Linear Learning Rate Warmup with step-decay

adaptivedecay · April 19, 2021, 5:00am

Hey Guys,

I am new to PyTorch and have to train deep models like ResNet-, VGG- which requires the following learning rate schedule:

Linearly increase the learning rate from 0 to ‘initial_lr’ in the first k training steps/iterations
Continue with ‘initial_lr’ for the next ‘m’ training steps
Decay the learning rate in a step-decay manner.

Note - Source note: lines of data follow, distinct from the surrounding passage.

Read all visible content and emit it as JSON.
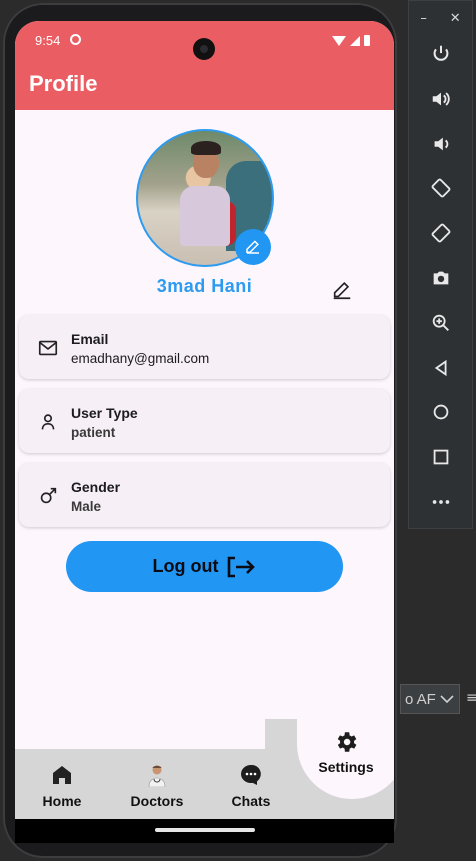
{
  "statusbar": {
    "time": "9:54"
  },
  "appbar": {
    "title": "Profile"
  },
  "profile": {
    "name": "3mad Hani",
    "fields": [
      {
        "label": "Email",
        "value": "emadhany@gmail.com",
        "icon": "mail-icon"
      },
      {
        "label": "User Type",
        "value": "patient",
        "icon": "person-icon"
      },
      {
        "label": "Gender",
        "value": "Male",
        "icon": "male-icon"
      }
    ],
    "logout_label": "Log out"
  },
  "bottomnav": {
    "items": [
      {
        "label": "Home",
        "icon": "home-icon"
      },
      {
        "label": "Doctors",
        "icon": "doctor-icon"
      },
      {
        "label": "Chats",
        "icon": "chat-icon"
      }
    ],
    "settings_label": "Settings"
  },
  "emulator": {
    "controls": [
      "power-icon",
      "volume-up-icon",
      "volume-down-icon",
      "rotate-left-icon",
      "rotate-right-icon",
      "camera-icon",
      "zoom-icon",
      "back-icon",
      "home-circle-icon",
      "overview-icon",
      "more-icon"
    ]
  },
  "side": {
    "dropdown_text": "o AF"
  },
  "colors": {
    "appbar": "#ea5d63",
    "accent": "#2196f3",
    "name": "#2d9bf0"
  }
}
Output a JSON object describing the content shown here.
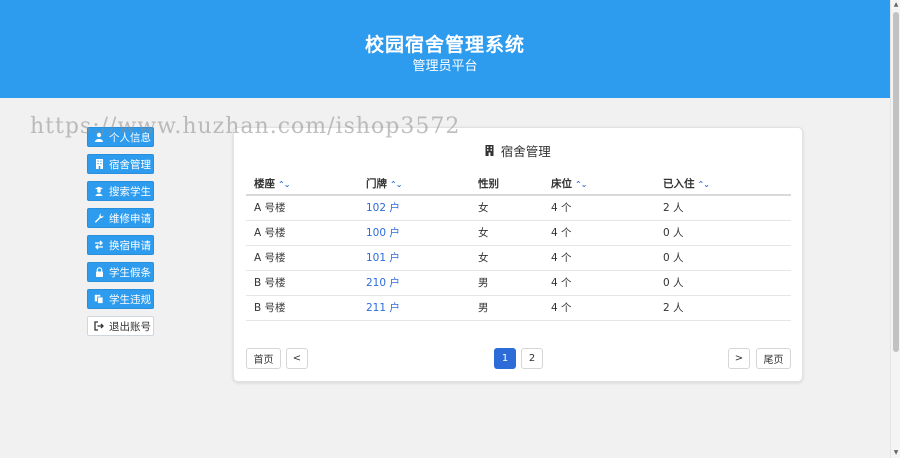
{
  "header": {
    "title": "校园宿舍管理系统",
    "subtitle": "管理员平台"
  },
  "watermark": "https://www.huzhan.com/ishop3572",
  "sidebar": {
    "items": [
      {
        "label": "个人信息",
        "icon": "user-icon"
      },
      {
        "label": "宿舍管理",
        "icon": "building-icon"
      },
      {
        "label": "搜索学生",
        "icon": "student-icon"
      },
      {
        "label": "维修申请",
        "icon": "wrench-icon"
      },
      {
        "label": "换宿申请",
        "icon": "swap-icon"
      },
      {
        "label": "学生假条",
        "icon": "lock-icon"
      },
      {
        "label": "学生违规",
        "icon": "copy-icon"
      },
      {
        "label": "退出账号",
        "icon": "logout-icon"
      }
    ]
  },
  "panel": {
    "title": "宿舍管理",
    "columns": [
      "楼座",
      "门牌",
      "性别",
      "床位",
      "已入住"
    ],
    "rows": [
      [
        "A 号楼",
        "102 户",
        "女",
        "4 个",
        "2 人"
      ],
      [
        "A 号楼",
        "100 户",
        "女",
        "4 个",
        "0 人"
      ],
      [
        "A 号楼",
        "101 户",
        "女",
        "4 个",
        "0 人"
      ],
      [
        "B 号楼",
        "210 户",
        "男",
        "4 个",
        "0 人"
      ],
      [
        "B 号楼",
        "211 户",
        "男",
        "4 个",
        "2 人"
      ]
    ]
  },
  "pager": {
    "first": "首页",
    "prev": "<",
    "pages": [
      "1",
      "2"
    ],
    "current": "1",
    "next": ">",
    "last": "尾页"
  },
  "colors": {
    "primary": "#2d9bee",
    "link": "#2d6bd8"
  }
}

For example, say after 30th epoch, you reduce the ‘initial_lr’ by 10. And after 45th epoch, you further reduce it by 10 for any further training.

This can be better visualized using the following picture:

This is an example using LeNet-300-100 on MNIST with TensorFlow2.

How can I achieve this particular learning rate schedule with ‘huggingface’?

Thanks

lewtun · April 19, 2021, 7:42am

hey @adaptivedecay, you can define your own scheduler for the learning rate by subclassing Trainer and overriding the create_scheduler function to include your logic: Trainer — transformers 4.5.0.dev0 documentation

alternatively, you can pass the optimizer and scheduler as a tuple in the optimizers argument.

adaptivedecay · April 19, 2021, 7:59am

Hi @lewtun, any sample code would be helpful?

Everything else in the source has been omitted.